Le problème est que ces enquêtes internes n’ont jamais abouti à des sanctions réelles.Et il y a encore moins de chances que ce soit le cas pour celle-ci, selon Anastassia Tsoukala, maîtresse de conférences en criminologie à l’université Paris-Saclay : « Le gouvernement a opté pour un virage d’autoritarisme bien marqué. Du coup, il a transmis à la police un message très clair : elle est libre d’agir comme elle veut. Il n’y aura pas de sanctions. » D’autant que, selon cette universitaire, « l’écrasante majorité des médias en Grèce ne remet pas en cause le discours policier, car ceux-ci sont financièrement contrôlés par le gouvernement ».
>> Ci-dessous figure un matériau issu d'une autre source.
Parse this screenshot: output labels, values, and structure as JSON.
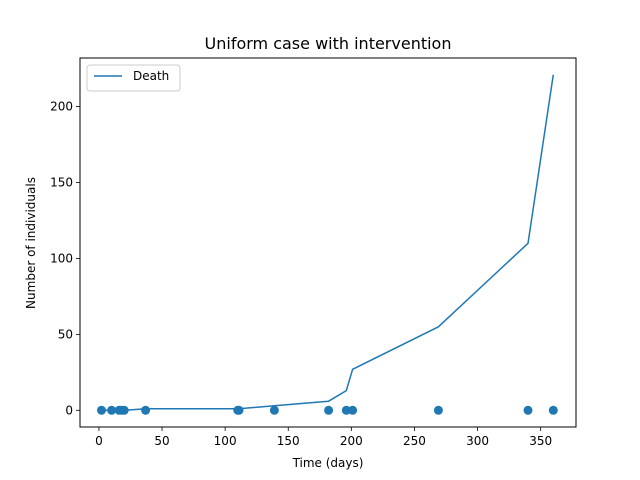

Dans ce lourd contexte, l’assassinat, le 9 avril, du journaliste d’investigation Giorgos Karaïvaz, abattu par balles devant son domicile, dans la banlieue d’Athènes, a mis le pays en émoi, d’autant plus qu’il avait récemment dénoncé la corruption au sein des forces de l’ordre. L’eurodéputé de gauche Stelios Kouloglou a demandé au Parlement européen « si la Commission allait demander des comptes à la Grèce pour cette dérive autoritaire ». Jusqu’à présent, il n’y a pas eu de réponse. La Grèce est aux premières loges de la crise migratoire. Elle est un rempart si jamais la Turquie ouvrait ses frontières pour laisser partir ses milliers de réfugiés vers -l’Europe. Pas question, donc, de mettre Athènes dans l’embarras.